No entretenimento, portanto, a imersão pode ocorrer em parques e museus temáticos, que transportam o público para dentro do universo da narrativa, ou em extensões midiáticas que exploram graus mais avançados de imersão (perceptiva, telepresença e representativa), como os videogames ou jogos de computador, o cinema 3D, os ARG's e a realidade virtual.

Já a capacidade de extração ocorre quando a audiência se apropria de algum aspecto da NT e o utiliza como um recurso no dia-a-dia. Jenkins (2009b) ressalta que a “extração” de conteúdo é antiga, citando que o documentário Nanook, o Esquimó (Nanook of the North), de 1922, introduziu o Eskimo Pie, um tipo de picolé de baunilha coberto com chocolate nos Estados Unidos. Jenkins (2009a) cita, ainda, que é possível encontrar diversos exemplos ligados a Mickey Mouse, Gato Félix e Charles Chaplin.

Além da produção ou da comercialização de comidas105, bebidas e objetos que fazem parte do universo ficcional da narrativa, a extração pode se manifestar a partir de fantoches e figuras de ação, dos jogos de realidade alternativa (RPG e ARG), dos jogos de tabuleiro e/ou cartas, das práticas de cosplay, dos flash mobs e dos smart mobs.

Os fantoches e figuras de ação propiciam a construção de histórias a partir de personagens existentes em uma NT. Independente das histórias construídas pela criança estarem ou não relacionadas com a NT, é uma forma de extração. Também com finalidade lúdica e comercial podem ser lançados jogos de cartas ou de tabuleiro relacionados com o universo da história.

Os jogos de interpretação de personagem (RPG/MMORPG) ou de realidade alternativa (ARG), utilizados como extensões midiáticas, também permitem que o público se aproprie da história de maneira mais aprofundada e participativa.

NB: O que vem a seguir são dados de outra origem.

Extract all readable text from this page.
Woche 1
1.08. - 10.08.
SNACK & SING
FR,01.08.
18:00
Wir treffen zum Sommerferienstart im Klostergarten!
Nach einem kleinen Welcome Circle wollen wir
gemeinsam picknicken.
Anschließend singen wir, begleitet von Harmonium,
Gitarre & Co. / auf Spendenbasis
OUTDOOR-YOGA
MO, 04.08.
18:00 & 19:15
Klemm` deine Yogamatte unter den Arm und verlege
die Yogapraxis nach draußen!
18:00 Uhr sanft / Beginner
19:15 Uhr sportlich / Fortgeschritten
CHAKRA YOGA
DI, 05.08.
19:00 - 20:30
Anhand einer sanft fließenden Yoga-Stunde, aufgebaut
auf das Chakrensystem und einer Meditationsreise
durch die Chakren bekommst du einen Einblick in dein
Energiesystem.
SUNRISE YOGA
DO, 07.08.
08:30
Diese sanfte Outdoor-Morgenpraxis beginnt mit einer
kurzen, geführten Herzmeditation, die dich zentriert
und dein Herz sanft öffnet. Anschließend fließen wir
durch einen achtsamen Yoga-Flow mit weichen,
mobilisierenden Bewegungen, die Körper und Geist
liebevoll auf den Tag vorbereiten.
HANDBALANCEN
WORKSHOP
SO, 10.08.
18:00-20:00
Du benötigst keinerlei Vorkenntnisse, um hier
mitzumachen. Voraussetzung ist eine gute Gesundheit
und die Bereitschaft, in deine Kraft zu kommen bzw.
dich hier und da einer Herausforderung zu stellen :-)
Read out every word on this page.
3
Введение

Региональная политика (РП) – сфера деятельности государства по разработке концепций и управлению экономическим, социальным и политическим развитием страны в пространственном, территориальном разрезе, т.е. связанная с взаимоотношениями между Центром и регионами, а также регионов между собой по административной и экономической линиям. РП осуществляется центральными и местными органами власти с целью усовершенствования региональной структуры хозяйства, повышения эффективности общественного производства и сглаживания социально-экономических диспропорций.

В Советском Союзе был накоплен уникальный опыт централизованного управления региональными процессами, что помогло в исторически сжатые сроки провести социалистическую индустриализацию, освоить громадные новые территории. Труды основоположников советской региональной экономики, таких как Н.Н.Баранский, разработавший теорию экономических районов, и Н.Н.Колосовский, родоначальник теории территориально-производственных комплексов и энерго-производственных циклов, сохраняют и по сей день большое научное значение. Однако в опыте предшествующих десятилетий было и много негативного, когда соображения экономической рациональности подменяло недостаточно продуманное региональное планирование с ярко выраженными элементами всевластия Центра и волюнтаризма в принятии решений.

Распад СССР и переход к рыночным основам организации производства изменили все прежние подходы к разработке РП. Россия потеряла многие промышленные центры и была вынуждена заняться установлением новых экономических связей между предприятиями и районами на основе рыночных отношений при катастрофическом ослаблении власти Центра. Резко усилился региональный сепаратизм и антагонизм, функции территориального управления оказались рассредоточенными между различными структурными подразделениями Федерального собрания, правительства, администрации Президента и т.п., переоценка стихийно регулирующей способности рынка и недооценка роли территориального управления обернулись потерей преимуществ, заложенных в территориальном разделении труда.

No caso do cosplay, as motivações podem se expressar na identificação com personagem, com a história ou com a franquia, ou ainda causar algum tipo de relação entre o mundo real e o ficcional. O cosplay costuma ocorrer em convenções de quadrinhos e de outros eventos ligados ao entretenimento.

105 Concorda-se com Long (2007) a respeito de que caixas de cereal e outros produtos com personagens estampadas na embalagem não podem ser consideradas como parte da narrativa transmídia, pois não faz parte da história. Esse tipo de produto pode, sim, ser considerado como marca transmídia. A comida, a bebida ou o objeto só é uma forma de extração transmídia se fizer parte do universo ficcional, se estiver inserida na história e se for exclusiva dela. Com isso, também se afasta qualquer associação de merchandising com extração da NT.

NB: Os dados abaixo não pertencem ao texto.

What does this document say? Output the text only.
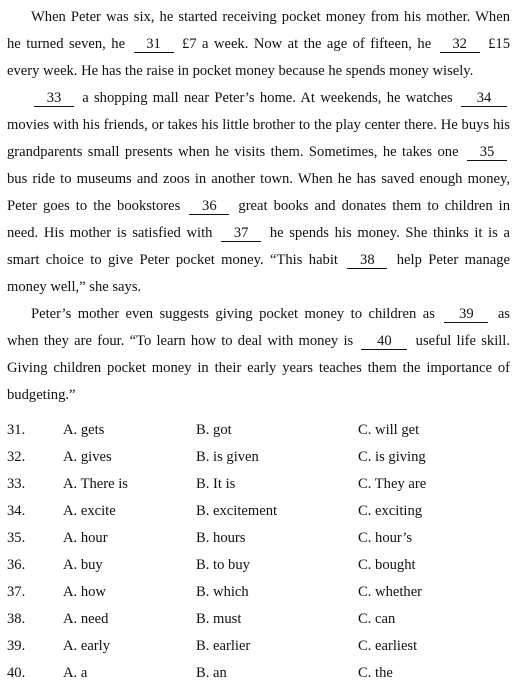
When Peter was six, he started receiving pocket money from his mother. When he turned seven, he 31 £7 a week. Now at the age of fifteen, he 32 £15 every week. He has the raise in pocket money because he spends money wisely.
33 a shopping mall near Peter’s home. At weekends, he watches 34 movies with his friends, or takes his little brother to the play center there. He buys his grandparents small presents when he visits them. Sometimes, he takes one 35 bus ride to museums and zoos in another town. When he has saved enough money, Peter goes to the bookstores 36 great books and donates them to children in need. His mother is satisfied with 37 he spends his money. She thinks it is a smart choice to give Peter pocket money. “This habit 38 help Peter manage money well,” she says.
Peter’s mother even suggests giving pocket money to children as 39 as when they are four. “To learn how to deal with money is 40 useful life skill. Giving children pocket money in their early years teaches them the importance of budgeting.”
31.	A. gets	B. got	C. will get
32.	A. gives	B. is given	C. is giving
33.	A. There is	B. It is	C. They are
34.	A. excite	B. excitement	C. exciting
35.	A. hour	B. hours	C. hour’s
36.	A. buy	B. to buy	C. bought
37.	A. how	B. which	C. whether
38.	A. need	B. must	C. can
39.	A. early	B. earlier	C. earliest
40.	A. a	B. an	C. the
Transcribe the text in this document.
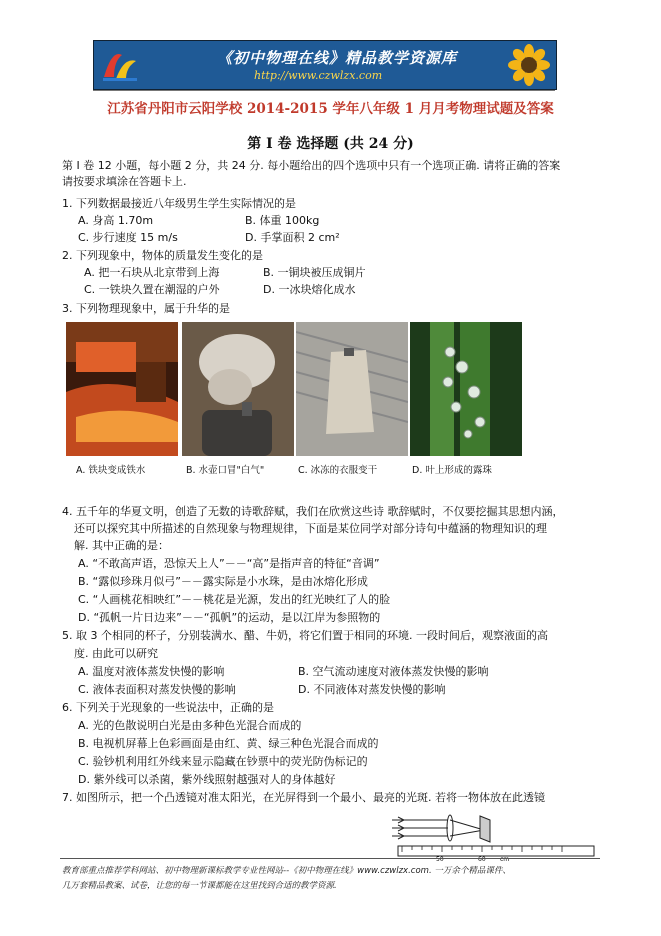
《初中物理在线》精品教学资源库
http://www.czwlzx.com
江苏省丹阳市云阳学校 2014-2015 学年八年级 1 月月考物理试题及答案
第 I 卷 选择题 (共 24 分)
第 I 卷 12 小题，每小题 2 分，共 24 分. 每小题给出的四个选项中只有一个选项正确. 请将正确的答案
请按要求填涂在答题卡上.
1. 下列数据最接近八年级男生学生实际情况的是
A. 身高 1.70m	B. 体重 100kg
C. 步行速度 15 m/s	D. 手掌面积 2 cm²
2. 下列现象中，物体的质量发生变化的是
A. 把一石块从北京带到上海	B. 一铜块被压成铜片
C. 一铁块久置在潮湿的户外	D. 一冰块熔化成水
3. 下列物理现象中，属于升华的是
A. 铁块变成铁水	B. 水壶口冒"白气"	C. 冰冻的衣服变干	D. 叶上形成的露珠
4. 五千年的华夏文明，创造了无数的诗歌辞赋，我们在欣赏这些诗 歌辞赋时，不仅要挖掘其思想内涵，
还可以探究其中所描述的自然现象与物理规律，下面是某位同学对部分诗句中蕴涵的物理知识的理
解. 其中正确的是：
A. “不敢高声语，恐惊天上人”－－“高”是指声音的特征“音调”
B. “露似珍珠月似弓”－－露实际是小水珠，是由冰熔化形成
C. “人画桃花相映红”－－桃花是光源，发出的红光映红了人的脸
D. “孤帆一片日边来”－－“孤帆”的运动，是以江岸为参照物的
5. 取 3 个相同的杯子，分别装满水、醋、牛奶，将它们置于相同的环境. 一段时间后，观察液面的高
度. 由此可以研究
A. 温度对液体蒸发快慢的影响	B. 空气流动速度对液体蒸发快慢的影响
C. 液体表面积对蒸发快慢的影响	D. 不同液体对蒸发快慢的影响
6. 下列关于光现象的一些说法中，正确的是
A. 光的色散说明白光是由多种色光混合而成的
B. 电视机屏幕上色彩画面是由红、黄、绿三种色光混合而成的
C. 验钞机利用红外线来显示隐藏在钞票中的荧光防伪标记的
D. 紫外线可以杀菌，紫外线照射越强对人的身体越好
7. 如图所示，把一个凸透镜对准太阳光，在光屏得到一个最小、最亮的光斑. 若将一物体放在此透镜
50	60 cm
教育部重点推荐学科网站、初中物理新课标教学专业性网站--《初中物理在线》www.czwlzx.com. 一万余个精品课件、
几万套精品教案、试卷，让您的每一节课都能在这里找到合适的教学资源.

Os flash mobs são manifestações efêmeras organizadas a partir do ambiente digital, que ocorrem em grandes centros e locais movimentados sem grandes pretensões e, muitas vezes, com participantes que não se conhecem. Um exemplo de flash mob é Zombie Walk, que reúne fãs caracterizados com personagens de filmes de terror, como zumbis, vampiros e lobisomens.

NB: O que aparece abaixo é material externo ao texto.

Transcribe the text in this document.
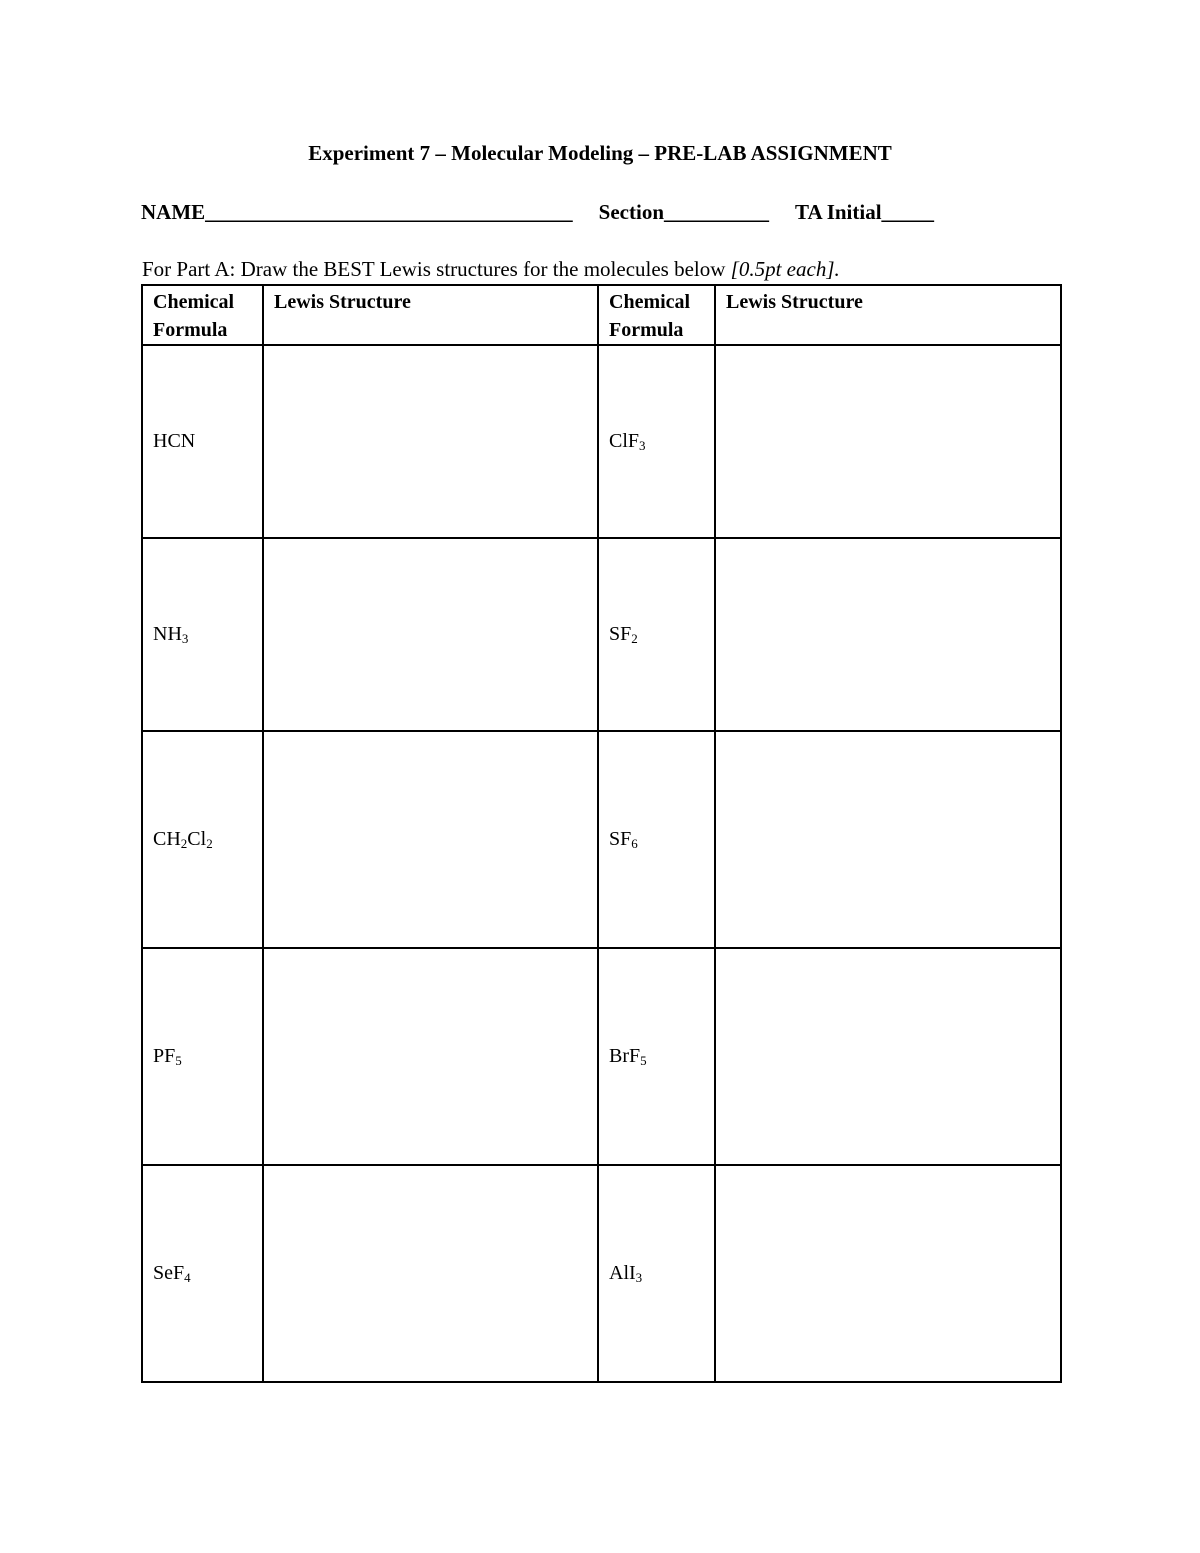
Experiment 7 – Molecular Modeling – PRE-LAB ASSIGNMENT
NAME___________________________________ Section__________ TA Initial_____
For Part A: Draw the BEST Lewis structures for the molecules below [0.5pt each].
Chemical Formula	Lewis Structure	Chemical Formula	Lewis Structure
HCN		ClF$_3$	
$NH_3$		$SF_2$	
$CH_2Cl_2$		$SF_6$	
$PF_5$		BrF$_5$	
SeF$_4$		AlI$_3$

Diferentemente dos flash mob, os smart mobs têm um intuito de mobilização política. Conforme Lemos e Lévy (2010), mesmo que os participantes do smart mob não se conheçam, defendem causas em comum. É possível utilizar e extrair elementos de alguma narrativa para fazer uma manifestação ativista. Neste ano, por exemplo, um grupo de palestinos se pintou de azul e utilizou demais recursos para se caracterizar como as personagens do filme Avatar. A intenção dos palestinos da localidade de Bil’in106 foi protestar contra a opressão dos soldados israelenses. A escolha de Avatar faz sentido, pois trata da destruição de um povoado fictício com características tribais e sem poder armamentista.

Em resumo, imersão e capacidade de extração permitem ao público se apropriem de distintas formas do universo ficcional e tenha experiências mais intensas, seja ao entrar no mundo ficcional ou dele extrair elementos para os mais distintos fins.